De entre la fila de muchachos apilados en el área del pasillo, donde daba menos el sol, salió primero una rubia gritando. Corrió eufórica hacia una de sus amigas y se abrazaron casi entre lágrimas, ante el resto que presenciaba la escena y esperaba su turno para mirar una lista.
Minuto después, un grupo de tres saltaba emocionado en círculos.
“¡Mamaaá, me la dieron!”, vociferó otro en su teléfono, mientras desde un rincón se escuchaba también la risa contenida del joven al que, pese a las pocas plazas disponibles, le había llegado Telecomunicaciones.
Una alegría inusitada se adueñaba de aquel patio preuniversitario, aunque también vi salir del tumulto caras tristes, inconformes, indiferentes… En procesos como esos, donde media un escalafón como juez, es difícil complacer a todos –pensé–, más allá de que en algunos se mantenga hasta el último momento la esperanza de poder alcanzar la carrera anhelada.
Imaginé además la miscelánea de emociones que puede sentir un estudiante de duodécimo grado, cuando está a punto de conocer la profesión a la que dedicará los próximos años de su vida.
Por razones que alargarían estas líneas estuve allí y fui testigo durante algunos minutos de esos pequeños instantes de felicidad que, en tiempos convulsos como los actuales, alimentan el espíritu.
El monstruo de la nostalgia despertó entonces y yo me descubrí allí, desprovista de recursos para detener la sarta de recuerdos que se proyectaban contra mi memoria. Y como déjà vu, reconocí a la bachiller que hace algunos años fue protagonista de una historia como esta.
Recordé claramente que desde el día anterior al otorgamiento de carreras pensaba en cómo reaccionaría si al lado de mi nombre no rezaba en tinta: Periodismo. Recordé también que, en el camino a la escuela, y, ante la duda, mi mejor amiga y yo calculábamos las segundas o terceras posibilidades.
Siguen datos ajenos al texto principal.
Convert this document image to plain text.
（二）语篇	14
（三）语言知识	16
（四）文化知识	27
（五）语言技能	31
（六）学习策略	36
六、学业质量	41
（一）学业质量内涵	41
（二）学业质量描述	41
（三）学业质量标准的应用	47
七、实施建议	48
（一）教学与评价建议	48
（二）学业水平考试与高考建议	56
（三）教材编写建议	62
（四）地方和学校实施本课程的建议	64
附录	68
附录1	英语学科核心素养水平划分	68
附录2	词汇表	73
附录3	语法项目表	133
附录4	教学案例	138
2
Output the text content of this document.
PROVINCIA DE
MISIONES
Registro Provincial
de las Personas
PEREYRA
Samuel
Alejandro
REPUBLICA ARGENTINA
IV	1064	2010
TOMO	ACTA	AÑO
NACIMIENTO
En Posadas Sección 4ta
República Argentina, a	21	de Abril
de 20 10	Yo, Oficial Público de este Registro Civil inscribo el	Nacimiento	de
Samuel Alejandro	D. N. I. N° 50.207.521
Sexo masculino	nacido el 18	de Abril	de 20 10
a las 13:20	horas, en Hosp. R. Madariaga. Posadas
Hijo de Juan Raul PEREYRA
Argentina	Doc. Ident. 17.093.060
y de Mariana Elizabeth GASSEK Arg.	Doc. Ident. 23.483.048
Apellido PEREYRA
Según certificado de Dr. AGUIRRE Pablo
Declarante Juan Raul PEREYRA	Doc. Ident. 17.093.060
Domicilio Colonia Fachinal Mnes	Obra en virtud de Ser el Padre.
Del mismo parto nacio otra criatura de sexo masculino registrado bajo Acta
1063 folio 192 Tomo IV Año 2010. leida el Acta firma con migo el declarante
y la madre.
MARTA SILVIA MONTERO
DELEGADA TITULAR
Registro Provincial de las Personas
Recordé que no había llegado aún a secretaría cuando Luis, mi profesor de Historia, me gritó desde una punta a la otra del pasillo “periodista” con la emoción de un padre.
Confirmado. Miré a Daniela. Gritamos juntas, saltamos, nos abrazamos. Entramos luego a saber de ella y volvimos a saltar, gritar y llorar porque le había llegado la Arquitectura que tanto soñó y porque sabíamos que, a partir de ahí, nuestros caminos, al menos en las aulas, se separarían para siempre.
Pasado los minutos también llamamos a nuestros padres, quienes celebraban la noticia al otro lado de la línea tanto o más que nosotras mismas, y regresamos a casa con la satisfacción de otra meta cumplida y las ganas de comernos el mundo.
El tiempo pasa… y, como dicen siempre por ahí, hay momentos como esos que son irrepetibles; sin embargo, ahora pienso que puede ser posible revivirlos en la piel de otros.
***
Una nueva llamada en alta voz me trajo de vuelta al presente:
Hija: Mamá, ya voy saliendo, adivina qué me dieron.
Madre: ¿¡Te dieron Biología!?
H: No, no me tocó la primera, pero, bueno, adivina otra.
M: Y entonces, no sé, ¿algo en la UH?
H: Nop, prueba de nuevo.
M: ¡Acaba de decirme Amalia!
H: Ingeniería Química, en la Cujae.
M: ¿Y, estás contenta?
H: ¡Claro mami¡, si la puse en la boleta es porque me gusta. Era mi cuarta opción, pero me gusta. Además, tú siempre me has dicho que todo pasa por algo.